Patients of the Montefiore Medical Center in New York have received the fourth notice of a data breach that affects them in just seven months. The culprit is reportedly an employee who abused his access to the clinic’s systems. The data accessed by that person includes patient names, medical record numbers, physical addresses, email addresses, dates of birth, and the last four digits of their social security numbers (SSNs). Credit card details and clinical details weren’t accessed.
The Montefiore Medical Center states that this happened in violation of its privacy policies and that all employees access only what they need for work-related reasons. Upon discovering the abuse, the employee was immediately suspended and will face the relevant legal consequences. The clinic discovered the violation thanks to the ‘FairWarning’ software that is deployed on its systems, monitoring the type of access that its employees engage in and alerting the administration about risky cases.
Although this sounds like a properly safeguarded system, that was the fourth breach notification that Montefiore had to distribute to patients. Here’s a summary of all recent notices:
April 2021 notice – Inappropriate access by employee occurring between January 2020 and February 2021. No numbers of affected individuals were given.

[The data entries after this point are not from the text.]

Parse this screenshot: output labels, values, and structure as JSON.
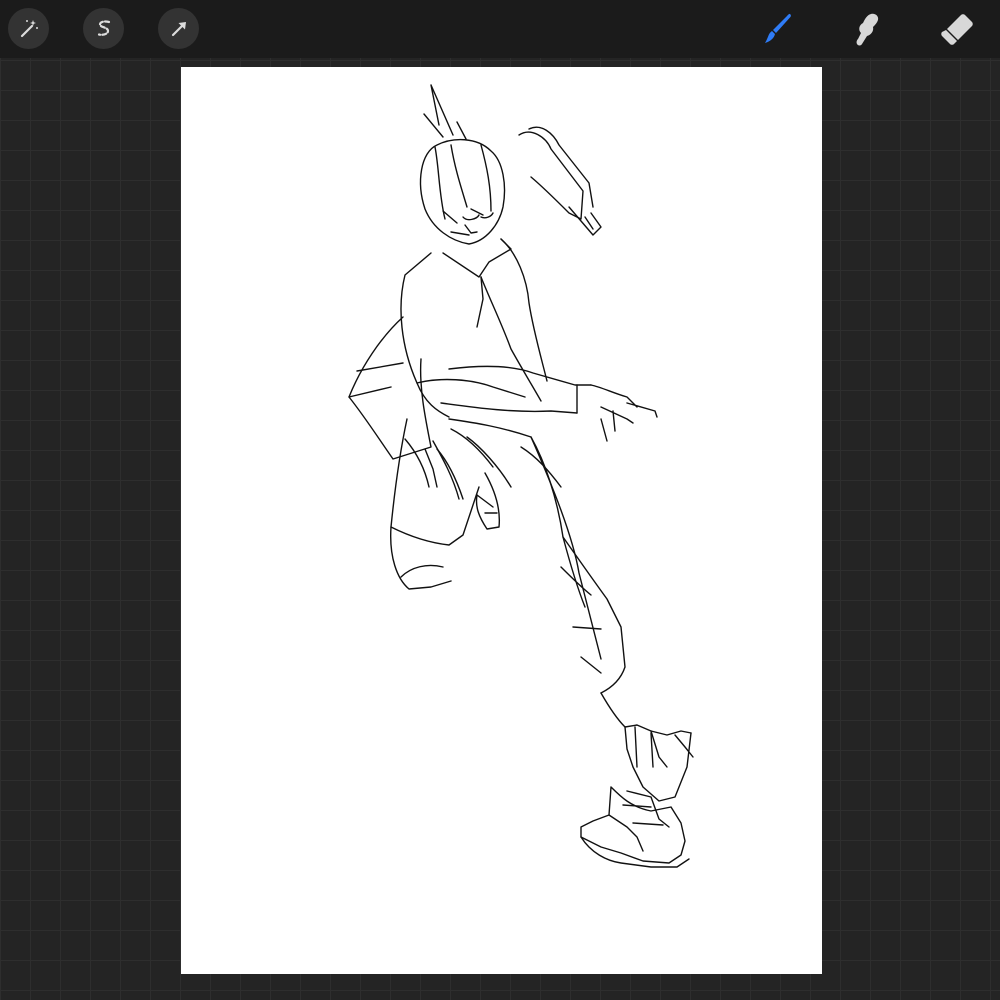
{
  "toolbar": {
    "left_tools": [
      {
        "name": "adjustments",
        "icon": "magic-wand-icon"
      },
      {
        "name": "selection",
        "icon": "selection-s-icon"
      },
      {
        "name": "transform",
        "icon": "arrow-cursor-icon"
      }
    ],
    "right_tools": [
      {
        "name": "brush",
        "icon": "brush-icon",
        "active": true
      },
      {
        "name": "smudge",
        "icon": "smudge-finger-icon",
        "active": false
      },
      {
        "name": "eraser",
        "icon": "eraser-icon",
        "active": false
      }
    ]
  },
  "colors": {
    "background": "#242424",
    "toolbar": "#1b1b1b",
    "grid_line": "#2e2e2e",
    "canvas": "#ffffff",
    "active_tool": "#2f7cf6",
    "inactive_tool": "#d8d8d8",
    "ink": "#111111"
  },
  "canvas": {
    "content": "line-art-sketch-running-figure"
  }
}
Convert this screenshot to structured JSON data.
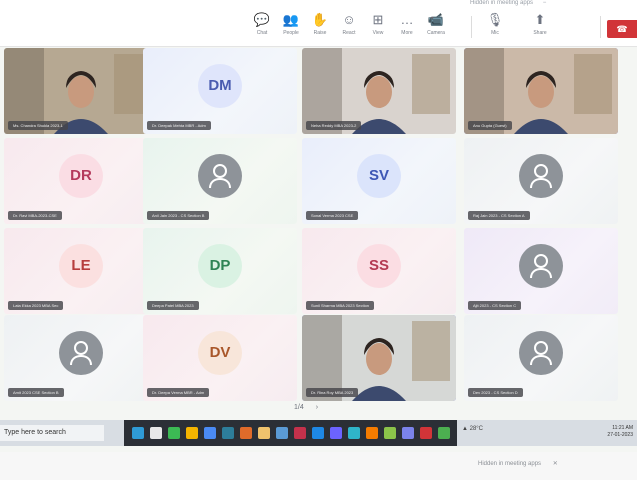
{
  "colors": {
    "accent": "#7b83eb",
    "leave": "#d13438",
    "taskbar": "#2b2f36"
  },
  "top_hint": {
    "left": "Hidden in meeting apps",
    "right": "−"
  },
  "toolbar": [
    {
      "id": "chat",
      "icon": "chat-icon",
      "glyph": "💬",
      "label": "Chat"
    },
    {
      "id": "people",
      "icon": "people-icon",
      "glyph": "👥",
      "label": "People"
    },
    {
      "id": "raise",
      "icon": "hand-icon",
      "glyph": "✋",
      "label": "Raise"
    },
    {
      "id": "react",
      "icon": "smile-icon",
      "glyph": "☺",
      "label": "React"
    },
    {
      "id": "view",
      "icon": "grid-icon",
      "glyph": "⊞",
      "label": "View"
    },
    {
      "id": "more",
      "icon": "more-icon",
      "glyph": "…",
      "label": "More"
    },
    {
      "id": "camera",
      "icon": "camera-icon",
      "glyph": "📹",
      "label": "Camera"
    },
    {
      "id": "mic",
      "icon": "mic-icon",
      "glyph": "🎙",
      "label": "Mic"
    },
    {
      "id": "share",
      "icon": "share-icon",
      "glyph": "⬆",
      "label": "Share"
    }
  ],
  "leave": {
    "glyph": "☎"
  },
  "tiles": [
    {
      "type": "video",
      "name": "Ms. Chandra Shukla 2023-1",
      "color": "c-gray"
    },
    {
      "type": "initials",
      "initials": "DM",
      "av": "av-dm",
      "name": "Dr. Deepak Mehta MBR - Adm",
      "color": "c-blue"
    },
    {
      "type": "video",
      "name": "Neha Reddy MBA 2023-2",
      "color": "c-gray"
    },
    {
      "type": "video",
      "name": "Anu Gupta (Guest)",
      "color": "c-lilac",
      "speaking": true
    },
    {
      "type": "initials",
      "initials": "DR",
      "av": "av-dr",
      "name": "Dr. Ravi MBA-2023-CSE",
      "color": "c-pink"
    },
    {
      "type": "icon",
      "name": "Anil Jain 2023 - CS Section B",
      "color": "c-mint"
    },
    {
      "type": "initials",
      "initials": "SV",
      "av": "av-sv",
      "name": "Sonal Verma 2023 CSE",
      "color": "c-blue"
    },
    {
      "type": "icon",
      "name": "Raj Jain 2023 - CS Section A",
      "color": "c-gray"
    },
    {
      "type": "initials",
      "initials": "LE",
      "av": "av-le",
      "name": "Lata Ekka 2023 MBA Sec",
      "color": "c-pink"
    },
    {
      "type": "initials",
      "initials": "DP",
      "av": "av-dp",
      "name": "Deepa Patel MBA 2023",
      "color": "c-mint"
    },
    {
      "type": "initials",
      "initials": "SS",
      "av": "av-ss",
      "name": "Sunil Sharma MBA 2023 Section",
      "color": "c-pink"
    },
    {
      "type": "icon",
      "name": "Ajit 2023 - CS Section C",
      "color": "c-lilac"
    },
    {
      "type": "icon",
      "name": "Amit 2023 CSE Section B",
      "color": "c-gray"
    },
    {
      "type": "initials",
      "initials": "DV",
      "av": "av-dv",
      "name": "Dr. Deepa Verma MBR - Adm",
      "color": "c-pink"
    },
    {
      "type": "video",
      "name": "Dr. Rina Roy MBA 2023",
      "color": "c-gray",
      "speaking": true
    },
    {
      "type": "icon",
      "name": "Dev 2023 - CS Section D",
      "color": "c-gray"
    }
  ],
  "pager": {
    "page": "1/4",
    "next": "›"
  },
  "taskbar": {
    "search": "Type here to search",
    "tray": "▲ 28°C",
    "time": "11:21 AM",
    "date": "27-01-2023"
  },
  "bottom": {
    "hint": "Hidden in meeting apps",
    "close": "✕"
  }
}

January 2021 notice – Incident occurred between June 2020 and November 2020, involving the illegal access of data by an employee. 1,787 patients were impacted.
December 2020 notice – Employee accessed patient data and attempted to engage in insurance fraud. The incident affected 670 patients.
September 2020 notice – Employee stole 4,000 patient records between January 2018 and July 2020.
In all cases, Montefiore fired the employees and reported them to the authorities to launch a criminal investigation. However, we see rampant violations and repeated insider incidents even though the medical center uses monitoring tools and is serious about it. Also, Montefiore’s announcement mentions that all employees go through criminal background checks before they are given access to the clinic’s systems.
If an entity with a strict code of conduct, monitoring systems in place, and detailed background checks suffers four data breaches from internal access violations, we can only imagine what happens with other medical service providers who follow more relaxed or even non-existent privacy protection and data security policies.
In conclusion, whatever clinic you may have visited in the past, and no matter what data protection procedures they claim to follow, be vigilant and treat all incoming communications with alertness. Abuse is always a probability - and given enough time, a certainty.